What Hiding Looks Like

Hiding isn’t always literal. Sometimes it’s obvious — you avoid public speaking, don’t post your work online, turn down opportunities that would put you in front of people. But often it’s subtler.

You might hide behind perfectionism. “I’ll put it out there when it’s ready.” It’s never ready. The standard keeps rising because shipping it would make you visible, and visibility is the actual fear.

You might hide behind busyness. “I’m too swamped to take that opportunity.” You’re not too busy. You’re afraid of what the opportunity exposes you to.

You might hide behind other people. You contribute in ways that let someone else be the face. You build things that others get credit for. You support rather than lead, not because supporting is your calling, but because leading would mean being seen.

You might even hide behind failure. If you never fully try, you never fully succeed, and full success would make you impossible to ignore.

Why Visibility Feels Dangerous

The hiding trigger usually traces back to early experiences where being noticed was painful. Being criticized, mocked, punished, or rejected for being visible. The lesson learned was: visibility equals danger. Stay small, stay safe.

The lesson was probably accurate at the time. In a hostile environment, visibility is dangerous. If standing out gets you knocked down, hiding is a survival strategy.

But you’re not in that environment anymore. The circumstances have changed. What hasn’t changed is the automatic rule: stay hidden.

The Practice

Same alternating scan technique as yesterday. Continue until visibility feels less threatening. Usually 20 to 30 minutes.

Scan times you hid. Let memories surface of times you made yourself small, avoided attention, stayed invisible, turned down visibility, shrank from being noticed. See them clearly.

Scan times you were found or exposed. Times you were visible against your will, or visible and it went wrong. Times you were noticed and it was painful. Times you stood out and suffered for it.

Alternate between the scans. Hiding memories for a minute. Exposure memories for a minute. Back and forth. Let the heat on both sides diminish through the alternation.

As you alternate, you’ll notice the polarity softening. The hiding doesn’t feel as necessary. The exposure doesn’t feel as threatening. The middle ground, visible by choice, hidden by choice, becomes available.

What Opens Up

When the hiding trigger has been worked through, a specific kind of freedom appears. You can choose when to be visible and when to step back, based on what serves your expansion rather than what manages your fear.

This doesn’t mean you become an extrovert or crave the spotlight. It means visibility stops being a trigger and becomes a tool. You can use it when it’s useful and set it aside when it’s not.

For expansion purposes, this is enormous. The projects you wouldn’t launch because people might see them. The ideas you wouldn’t share because they might attract attention. The leadership you wouldn’t step into because it would put you in front of people. All of that becomes available when visibility stops being threatening.

Today’s Practice

Do the alternating scan for hiding/being found. Continue until visibility feels less threatening, usually 20 to 30 minutes.

After the session, ask yourself: what would you do if being visible weren’t threatening?
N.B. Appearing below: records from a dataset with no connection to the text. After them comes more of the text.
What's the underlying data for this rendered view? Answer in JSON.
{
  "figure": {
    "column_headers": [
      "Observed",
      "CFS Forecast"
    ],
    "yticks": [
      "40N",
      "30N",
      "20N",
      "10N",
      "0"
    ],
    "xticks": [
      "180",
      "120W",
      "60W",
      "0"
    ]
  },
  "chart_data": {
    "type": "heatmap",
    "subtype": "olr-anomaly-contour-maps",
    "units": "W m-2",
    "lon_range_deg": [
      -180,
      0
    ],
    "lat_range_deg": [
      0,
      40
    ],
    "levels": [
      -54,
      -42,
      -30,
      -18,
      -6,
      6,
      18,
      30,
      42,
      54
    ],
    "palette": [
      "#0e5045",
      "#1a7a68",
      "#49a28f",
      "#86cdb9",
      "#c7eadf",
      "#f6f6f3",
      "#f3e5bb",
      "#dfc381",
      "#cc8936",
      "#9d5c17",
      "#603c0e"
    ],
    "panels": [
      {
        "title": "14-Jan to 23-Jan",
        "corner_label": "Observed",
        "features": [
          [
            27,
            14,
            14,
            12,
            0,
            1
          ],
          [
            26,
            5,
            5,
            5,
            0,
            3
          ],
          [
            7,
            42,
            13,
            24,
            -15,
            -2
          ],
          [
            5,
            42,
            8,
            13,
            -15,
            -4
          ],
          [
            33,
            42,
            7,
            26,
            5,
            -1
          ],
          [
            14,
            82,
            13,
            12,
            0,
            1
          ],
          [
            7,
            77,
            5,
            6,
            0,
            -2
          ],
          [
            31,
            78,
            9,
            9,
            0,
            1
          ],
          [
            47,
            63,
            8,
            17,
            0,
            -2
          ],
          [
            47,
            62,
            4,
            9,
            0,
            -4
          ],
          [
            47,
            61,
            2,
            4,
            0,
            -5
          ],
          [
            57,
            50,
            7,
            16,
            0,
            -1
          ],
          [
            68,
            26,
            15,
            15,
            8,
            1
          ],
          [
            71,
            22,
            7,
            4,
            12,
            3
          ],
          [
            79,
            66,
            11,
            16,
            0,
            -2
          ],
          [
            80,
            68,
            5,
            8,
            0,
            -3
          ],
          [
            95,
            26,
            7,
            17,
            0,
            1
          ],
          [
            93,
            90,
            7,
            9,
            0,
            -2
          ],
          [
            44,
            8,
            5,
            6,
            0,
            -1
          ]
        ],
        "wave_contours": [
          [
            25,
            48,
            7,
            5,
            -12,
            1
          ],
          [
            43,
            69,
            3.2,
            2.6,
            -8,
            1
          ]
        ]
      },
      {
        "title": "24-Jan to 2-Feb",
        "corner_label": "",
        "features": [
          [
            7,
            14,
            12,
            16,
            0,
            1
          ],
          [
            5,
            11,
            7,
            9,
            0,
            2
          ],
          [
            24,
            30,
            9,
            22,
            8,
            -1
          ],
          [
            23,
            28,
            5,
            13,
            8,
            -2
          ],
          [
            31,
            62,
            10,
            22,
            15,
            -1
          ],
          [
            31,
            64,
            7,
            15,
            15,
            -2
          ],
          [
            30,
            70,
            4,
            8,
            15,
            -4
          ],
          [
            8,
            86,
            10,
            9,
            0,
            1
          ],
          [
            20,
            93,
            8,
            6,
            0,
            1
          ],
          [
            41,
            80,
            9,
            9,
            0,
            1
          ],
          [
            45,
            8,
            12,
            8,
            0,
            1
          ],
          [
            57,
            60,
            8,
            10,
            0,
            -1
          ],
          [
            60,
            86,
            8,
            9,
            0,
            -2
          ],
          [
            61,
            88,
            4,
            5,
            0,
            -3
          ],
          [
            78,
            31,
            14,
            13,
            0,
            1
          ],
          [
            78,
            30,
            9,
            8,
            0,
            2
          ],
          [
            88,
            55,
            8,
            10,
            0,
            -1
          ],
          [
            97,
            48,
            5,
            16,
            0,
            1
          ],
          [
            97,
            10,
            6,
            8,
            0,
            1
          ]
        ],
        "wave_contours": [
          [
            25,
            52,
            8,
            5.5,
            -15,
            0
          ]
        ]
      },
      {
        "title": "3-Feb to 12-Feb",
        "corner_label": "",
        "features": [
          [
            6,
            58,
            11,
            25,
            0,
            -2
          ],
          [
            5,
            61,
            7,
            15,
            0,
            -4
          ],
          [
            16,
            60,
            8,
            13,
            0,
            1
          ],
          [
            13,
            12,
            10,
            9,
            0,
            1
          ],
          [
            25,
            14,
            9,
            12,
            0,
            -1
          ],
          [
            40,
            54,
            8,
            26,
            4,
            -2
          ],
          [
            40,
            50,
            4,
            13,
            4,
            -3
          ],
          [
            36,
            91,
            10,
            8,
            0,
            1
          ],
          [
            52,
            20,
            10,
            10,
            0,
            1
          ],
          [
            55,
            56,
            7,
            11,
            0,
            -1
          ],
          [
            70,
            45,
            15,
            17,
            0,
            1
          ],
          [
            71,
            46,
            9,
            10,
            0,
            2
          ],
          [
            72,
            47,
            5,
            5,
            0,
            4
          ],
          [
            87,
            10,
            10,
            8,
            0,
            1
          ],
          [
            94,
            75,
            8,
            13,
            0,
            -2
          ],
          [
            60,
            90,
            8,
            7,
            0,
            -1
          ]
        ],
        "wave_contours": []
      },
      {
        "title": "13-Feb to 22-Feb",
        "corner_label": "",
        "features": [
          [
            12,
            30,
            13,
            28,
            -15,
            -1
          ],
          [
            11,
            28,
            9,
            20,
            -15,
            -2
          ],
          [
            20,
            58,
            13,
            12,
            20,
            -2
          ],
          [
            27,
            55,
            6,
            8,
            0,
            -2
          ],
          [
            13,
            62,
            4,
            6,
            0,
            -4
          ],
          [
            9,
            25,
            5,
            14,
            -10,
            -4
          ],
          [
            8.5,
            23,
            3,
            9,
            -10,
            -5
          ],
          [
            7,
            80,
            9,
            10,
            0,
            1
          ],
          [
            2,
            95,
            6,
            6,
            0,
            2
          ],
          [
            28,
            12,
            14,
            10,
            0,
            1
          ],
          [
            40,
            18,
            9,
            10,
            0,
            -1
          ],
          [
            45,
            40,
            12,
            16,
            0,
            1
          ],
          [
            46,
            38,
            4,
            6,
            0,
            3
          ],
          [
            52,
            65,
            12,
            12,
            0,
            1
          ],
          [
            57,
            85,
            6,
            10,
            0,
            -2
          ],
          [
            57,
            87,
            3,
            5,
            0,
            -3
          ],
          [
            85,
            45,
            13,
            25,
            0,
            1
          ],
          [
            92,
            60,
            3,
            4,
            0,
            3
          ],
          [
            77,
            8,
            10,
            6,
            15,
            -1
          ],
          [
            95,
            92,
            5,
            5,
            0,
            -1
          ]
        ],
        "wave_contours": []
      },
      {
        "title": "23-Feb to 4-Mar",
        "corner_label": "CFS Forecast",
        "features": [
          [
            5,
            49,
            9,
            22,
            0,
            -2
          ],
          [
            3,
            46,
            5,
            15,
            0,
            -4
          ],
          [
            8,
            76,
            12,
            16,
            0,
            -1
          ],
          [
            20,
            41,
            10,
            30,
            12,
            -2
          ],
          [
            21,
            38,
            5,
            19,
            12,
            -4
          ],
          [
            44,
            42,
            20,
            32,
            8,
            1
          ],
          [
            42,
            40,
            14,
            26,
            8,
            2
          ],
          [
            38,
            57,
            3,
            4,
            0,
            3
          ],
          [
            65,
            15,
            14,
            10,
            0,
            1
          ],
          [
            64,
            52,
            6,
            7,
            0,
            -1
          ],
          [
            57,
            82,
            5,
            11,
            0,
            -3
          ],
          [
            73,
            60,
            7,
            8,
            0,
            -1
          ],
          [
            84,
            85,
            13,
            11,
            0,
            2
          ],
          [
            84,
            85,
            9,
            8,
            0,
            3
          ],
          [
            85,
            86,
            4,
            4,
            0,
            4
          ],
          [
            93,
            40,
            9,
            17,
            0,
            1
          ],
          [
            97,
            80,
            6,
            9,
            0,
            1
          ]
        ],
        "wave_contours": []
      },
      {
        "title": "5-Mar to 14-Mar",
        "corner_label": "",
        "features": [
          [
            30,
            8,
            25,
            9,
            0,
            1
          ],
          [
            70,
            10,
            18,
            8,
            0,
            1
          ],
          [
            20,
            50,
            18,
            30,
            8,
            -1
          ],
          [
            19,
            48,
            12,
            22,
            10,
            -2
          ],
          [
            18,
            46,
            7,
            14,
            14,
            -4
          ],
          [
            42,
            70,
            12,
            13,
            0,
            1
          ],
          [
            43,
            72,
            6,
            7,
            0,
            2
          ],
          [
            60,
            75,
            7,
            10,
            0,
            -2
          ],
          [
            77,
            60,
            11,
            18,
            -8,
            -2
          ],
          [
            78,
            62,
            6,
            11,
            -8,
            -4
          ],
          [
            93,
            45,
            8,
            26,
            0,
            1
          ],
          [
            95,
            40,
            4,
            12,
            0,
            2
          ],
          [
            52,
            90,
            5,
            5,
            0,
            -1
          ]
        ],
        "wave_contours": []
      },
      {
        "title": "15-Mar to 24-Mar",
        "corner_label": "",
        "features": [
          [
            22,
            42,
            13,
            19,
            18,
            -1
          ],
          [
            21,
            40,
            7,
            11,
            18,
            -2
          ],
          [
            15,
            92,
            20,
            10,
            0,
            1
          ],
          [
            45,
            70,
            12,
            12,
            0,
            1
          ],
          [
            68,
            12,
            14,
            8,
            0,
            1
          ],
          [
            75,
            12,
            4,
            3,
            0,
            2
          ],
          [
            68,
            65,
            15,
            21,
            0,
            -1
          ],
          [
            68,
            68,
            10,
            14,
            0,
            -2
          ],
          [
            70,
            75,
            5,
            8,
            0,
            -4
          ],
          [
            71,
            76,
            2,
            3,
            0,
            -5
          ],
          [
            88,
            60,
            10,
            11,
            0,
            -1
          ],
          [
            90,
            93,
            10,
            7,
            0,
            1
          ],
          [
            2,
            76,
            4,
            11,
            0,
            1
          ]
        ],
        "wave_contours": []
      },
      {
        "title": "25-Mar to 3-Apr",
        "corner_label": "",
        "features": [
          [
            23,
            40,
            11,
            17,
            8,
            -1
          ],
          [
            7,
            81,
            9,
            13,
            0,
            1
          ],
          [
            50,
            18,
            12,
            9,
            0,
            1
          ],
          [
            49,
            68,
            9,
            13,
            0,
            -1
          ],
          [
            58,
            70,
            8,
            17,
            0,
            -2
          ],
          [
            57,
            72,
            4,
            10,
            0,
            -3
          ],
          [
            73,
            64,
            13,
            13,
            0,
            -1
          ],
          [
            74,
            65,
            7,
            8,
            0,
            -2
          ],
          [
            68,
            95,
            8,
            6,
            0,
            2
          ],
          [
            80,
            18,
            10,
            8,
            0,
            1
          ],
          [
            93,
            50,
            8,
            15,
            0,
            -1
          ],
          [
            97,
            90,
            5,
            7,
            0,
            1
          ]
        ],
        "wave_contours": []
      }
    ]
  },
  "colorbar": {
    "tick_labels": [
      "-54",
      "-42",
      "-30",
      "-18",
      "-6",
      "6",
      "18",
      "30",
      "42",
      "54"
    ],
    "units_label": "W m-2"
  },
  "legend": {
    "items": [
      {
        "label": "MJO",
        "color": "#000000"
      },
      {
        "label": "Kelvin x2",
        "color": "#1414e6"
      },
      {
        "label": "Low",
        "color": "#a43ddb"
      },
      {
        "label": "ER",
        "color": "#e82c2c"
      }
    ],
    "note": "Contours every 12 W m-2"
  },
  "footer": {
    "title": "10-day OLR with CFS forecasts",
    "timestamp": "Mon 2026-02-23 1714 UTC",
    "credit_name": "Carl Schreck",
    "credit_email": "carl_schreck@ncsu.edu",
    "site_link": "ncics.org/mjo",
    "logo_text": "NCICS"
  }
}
Not “what would you do if you were guaranteed to succeed,” that’s a different question. What would you do if being noticed, being seen, being visible simply didn’t carry the heat it used to?

Think about your expansion goals. Which ones require visibility? Public-facing projects, relationship building, leadership, creative expression, business growth, which of these have been limited by the hiding trigger?

Write down what shifted and what expansion becomes available now. If the polarity hasn’t fully balanced, plan another session. This trigger often takes multiple passes, especially if hiding has been a lifelong strategy.